Man or animal? Un peu de musique black, un poil d'esprit punk et pas mal de rock'n'roll. Le groupe genevois The Animen réussit un premier album malin et bien torché.
The Animen - Another Grey Crime
Un mois de silence et me voilà de retour. Je serais bien revenu plus tôt, mais finalement, une pause, ça fait du bien. Et puis manquait le déclic, le petit truc qui donne envie de s'y remettre, en ces temps de rentrée au ralenti.
Ce petit truc, ça pourrait bien être le premier album des Genevois The Animen, oublié sous une pile de disques entre Noël et Nouvel an, écouté mi-janvier après avoir célébré Claude Nobs. Un premier album que certains m'avaient déjà vantés et que d'autres s'empresseront de ranger quelque part entre The Black Keys et Black Rebel Motorcycle Club, entre blues et garage, air du temps oblige. A tort.
Pas forcément original, plutôt efficace et finalement attachant, ce premier album devrait faire, par ici, autant de groupies que de jaloux.

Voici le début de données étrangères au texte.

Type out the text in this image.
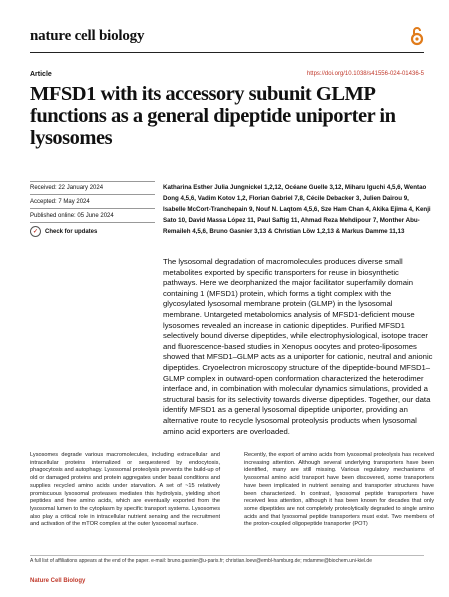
nature cell biology
Article	https://doi.org/10.1038/s41556-024-01436-5
MFSD1 with its accessory subunit GLMP functions as a general dipeptide uniporter in lysosomes
Received: 22 January 2024
Accepted: 7 May 2024
Published online: 05 June 2024
✓	Check for updates

Katharina Esther Julia Jungnickel 1,2,12, Océane Guelle 3,12, Miharu Iguchi 4,5,6, Wentao Dong 4,5,6, Vadim Kotov 1,2, Florian Gabriel 7,8, Cécile Debacker 3, Julien Dairou 9, Isabelle McCort-Tranchepain 9, Nouf N. Laqtom 4,5,6, Sze Ham Chan 4, Akika Ejima 4, Kenji Sato 10, David Massa López 11, Paul Saftig 11, Ahmad Reza Mehdipour 7, Monther Abu-Remaileh 4,5,6, Bruno Gasnier 3,13 & Christian Löw 1,2,13 & Markus Damme 11,13

The lysosomal degradation of macromolecules produces diverse small metabolites exported by specific transporters for reuse in biosynthetic pathways. Here we deorphanized the major facilitator superfamily domain containing 1 (MFSD1) protein, which forms a tight complex with the glycosylated lysosomal membrane protein (GLMP) in the lysosomal membrane. Untargeted metabolomics analysis of MFSD1-deficient mouse lysosomes revealed an increase in cationic dipeptides. Purified MFSD1 selectively bound diverse dipeptides, while electrophysiological, isotope tracer and fluorescence-based studies in Xenopus oocytes and proteo-liposomes showed that MFSD1–GLMP acts as a uniporter for cationic, neutral and anionic dipeptides. Cryoelectron microscopy structure of the dipeptide-bound MFSD1–GLMP complex in outward-open conformation characterized the heterodimer interface and, in combination with molecular dynamics simulations, provided a structural basis for its selectivity towards diverse dipeptides. Together, our data identify MFSD1 as a general lysosomal dipeptide uniporter, providing an alternative route to recycle lysosomal proteolysis products when lysosomal amino acid exporters are overloaded.

Lysosomes degrade various macromolecules, including extracellular and intracellular proteins internalized or sequestered by endocytosis, phagocytosis and autophagy. Lysosomal proteolysis prevents the build-up of old or damaged proteins and protein aggregates under basal conditions and supplies recycled amino acids under starvation. A set of ~15 relatively promiscuous lysosomal proteases mediates this hydrolysis, yielding short peptides and free amino acids, which are eventually exported from the lysosomal lumen to the cytoplasm by specific transport systems. Lysosomes also play a critical role in intracellular nutrient sensing and the recruitment and activation of the mTOR complex at the outer lysosomal surface.

Recently, the export of amino acids from lysosomal proteolysis has received increasing attention. Although several underlying transporters have been identified, many are still missing. Various regulatory mechanisms of lysosomal amino acid transport have been discovered, some transporters have been implicated in nutrient sensing and transporter structures have been characterized. In contrast, lysosomal peptide transporters have received less attention, although it has been known for decades that only some dipeptides are not completely proteolytically degraded to single amino acids and that lysosomal peptide transporters must exist. Two members of the proton-coupled oligopeptide transporter (POT)

A full list of affiliations appears at the end of the paper. e-mail: bruno.gasnier@u-paris.fr; christian.loew@embl-hamburg.de; mdamme@biochem.uni-kiel.de

Nature Cell Biology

Car si ce premier album débute sur un exercice façon Otis Redding aussi cuivré qu'électrique (Harder Than Stone), la suite tourne vite le dos à l'Amérique pour lui préférer la pop de la perfide Albion, parcourant en Vespa une ligne droite qui irait des Kinks aux Libertines, célébrant une fougue certaine comme une certaine nostalgie. D'un Alice In My Life pied au plancer à un A 16 Smokin' Gun remuant, The Animen (joli nom valise, au passage, marrant que personne n'y ait pensé jusqu'ici) accumule les riffs aiguisés et les mélodies catchy, le chant roublard et les choeurs criards, sans se soucier de l'héritage ou de la légitimité.
Et c'est ce qui séduit. Sans réinventer la roue, les Genevois signent une collection de chansons qui ne s'excusent pas, suffisamment accrocheuses pour convaincre, sans prétention mais joliment torchées. Et si au hasard des titres on sent de multiples influences (The Strokes, of course, les Stones, tiens, quelques vaguelettes surf et même une certaine scène rock française d'avant hier, si si, pour le côté rockab un peu bancal (un Down In Oslo façon Out Of Time Man, les kitscheries en moins)), The Animen sait garder sa ligne et semer quelques tubes radios çà et là, du sympathique ukulélé de My Pretty Ballerina au twist façon Cramps d'Another Grey Crime.
Pas forcément original, plutôt efficace et finalement attachant, ce premier album tire son épingle du jeu dans le paysage rock romand actuel. Et devrait faire autant de groupies que de jaloux par ici. En plus d'avoir sorti ce blog de sa léthargie post-gueuletons de fêtes.